El 2025 fue el año en que Agostina Hein dejó de ser únicamente una proyección extraordinaria para transformarse en una de las figuras centrales del deporte argentino. Con apenas 17 años, la nadadora nacida en Campana atravesó una temporada descomunal, marcada por récords, títulos internacionales, una regularidad asombrosa y una madurez competitiva poco frecuente para su edad. Fue, sin exageraciones: una verdadera aplanadora dentro del agua.

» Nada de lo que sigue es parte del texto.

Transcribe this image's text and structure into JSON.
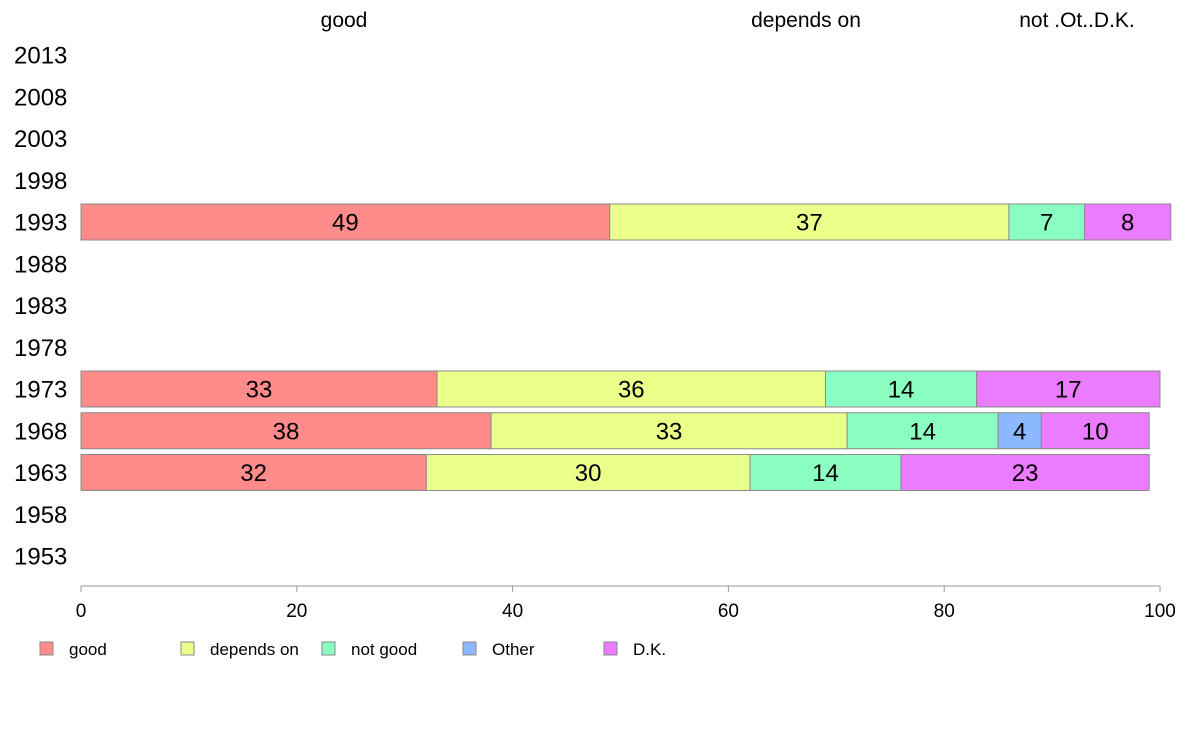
{
  "chart_data": {
    "type": "bar",
    "orientation": "horizontal",
    "stacked": true,
    "x_range": [
      0,
      100
    ],
    "x_ticks": [
      "0",
      "20",
      "40",
      "60",
      "80",
      "100"
    ],
    "categories": [
      "2013",
      "2008",
      "2003",
      "1998",
      "1993",
      "1988",
      "1983",
      "1978",
      "1973",
      "1968",
      "1963",
      "1958",
      "1953"
    ],
    "top_labels": [
      "good",
      "depends on",
      "not .Ot..D.K."
    ],
    "legend_position": "bottom-left",
    "series": [
      {
        "name": "good",
        "color": "#FF8B8B",
        "values": [
          null,
          null,
          null,
          null,
          49,
          null,
          null,
          null,
          33,
          38,
          32,
          null,
          null
        ]
      },
      {
        "name": "depends on",
        "color": "#EBFF8B",
        "values": [
          null,
          null,
          null,
          null,
          37,
          null,
          null,
          null,
          36,
          33,
          30,
          null,
          null
        ]
      },
      {
        "name": "not good",
        "color": "#8BFFC2",
        "values": [
          null,
          null,
          null,
          null,
          7,
          null,
          null,
          null,
          14,
          14,
          14,
          null,
          null
        ]
      },
      {
        "name": "Other",
        "color": "#8BB8FF",
        "values": [
          null,
          null,
          null,
          null,
          0,
          null,
          null,
          null,
          0,
          4,
          0,
          null,
          null
        ]
      },
      {
        "name": "D.K.",
        "color": "#EB7BFF",
        "values": [
          null,
          null,
          null,
          null,
          8,
          null,
          null,
          null,
          17,
          10,
          23,
          null,
          null
        ]
      }
    ]
  }
}
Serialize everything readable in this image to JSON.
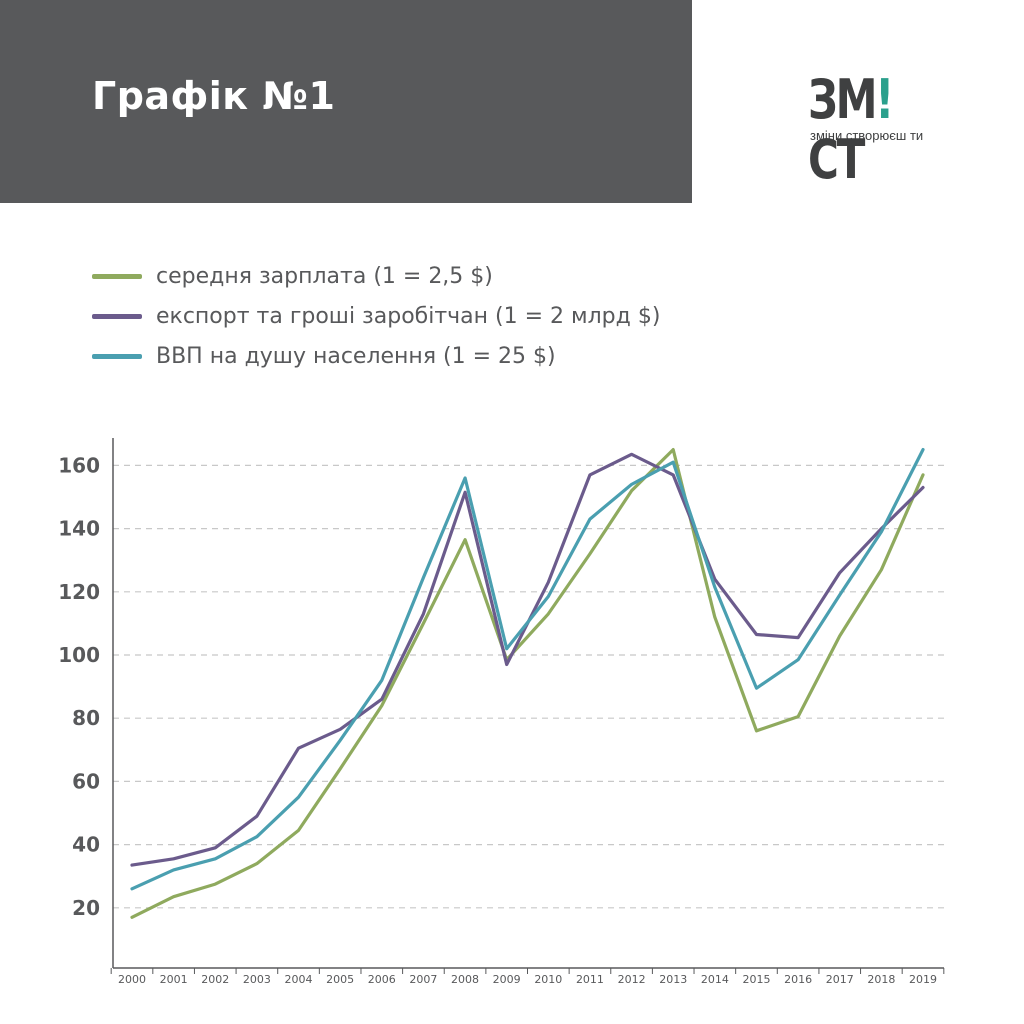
{
  "header": {
    "title": "Графік №1"
  },
  "logo": {
    "word_left": "ЗМ",
    "word_accent": "!",
    "word_right": "СТ",
    "tagline": "зміни створюєш ти"
  },
  "colors": {
    "header_bg": "#58595b",
    "salary": "#8faa5e",
    "export": "#6b5b8c",
    "gdp": "#4a9fb0",
    "grid": "#c8c8c8",
    "axis": "#58595b"
  },
  "chart_data": {
    "type": "line",
    "x": [
      "2000",
      "2001",
      "2002",
      "2003",
      "2004",
      "2005",
      "2006",
      "2007",
      "2008",
      "2009",
      "2010",
      "2011",
      "2012",
      "2013",
      "2014",
      "2015",
      "2016",
      "2017",
      "2018",
      "2019"
    ],
    "ylim": [
      0,
      168
    ],
    "yticks": [
      20,
      40,
      60,
      80,
      100,
      120,
      140,
      160
    ],
    "grid": true,
    "legend_position": "top-left",
    "series": [
      {
        "name": "середня зарплата (1 = 2,5 $)",
        "color": "#8faa5e",
        "values": [
          17,
          23.5,
          27.5,
          34,
          44.5,
          64,
          84,
          110,
          136.5,
          98.5,
          113,
          132,
          152,
          165,
          112,
          76,
          80.5,
          106,
          127,
          157
        ]
      },
      {
        "name": "експорт та гроші заробітчан (1 = 2 млрд $)",
        "color": "#6b5b8c",
        "values": [
          33.5,
          35.5,
          39,
          49,
          70.5,
          76.5,
          86,
          113,
          151.5,
          97,
          123,
          157,
          163.5,
          157,
          124,
          106.5,
          105.5,
          126,
          140,
          153
        ]
      },
      {
        "name": "ВВП на душу населення  (1 = 25 $)",
        "color": "#4a9fb0",
        "values": [
          26,
          32,
          35.5,
          42.5,
          55,
          73,
          92,
          124.5,
          156,
          102,
          118.5,
          143,
          154,
          161,
          121.5,
          89.5,
          98.5,
          119,
          139,
          165
        ]
      }
    ]
  }
}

Uno de los hitos más destacados del año fue su actuación en el Mundial Juvenil de Otopeni, Rumania. Allí se consagró campeona en los 400 metros combinados y obtuvo la medalla plateada en los 800 metros libres, confirmando que su talento no reconoce fronteras. Esa consagración tuvo un valor histórico adicional: rompió un récord argentino que llevaba más de dos décadas vigente, perteneciente a Georgina Bardach, y ratificó su lugar entre las mejores juveniles del planeta.
El futuro ya llegó
Con solo 17 años, Agostina Hein cerró un 2025 difícil de igualar. Ganó, rompió récords, se impuso en torneos de jerarquía y recibió el reconocimiento del deporte argentino. Pero, sobre todo, dejó una certeza: si este fue el año de su consolidación, el futuro que se abre rumbo a Los Ángeles 2028 invita a pensar que lo mejor todavía está por venir.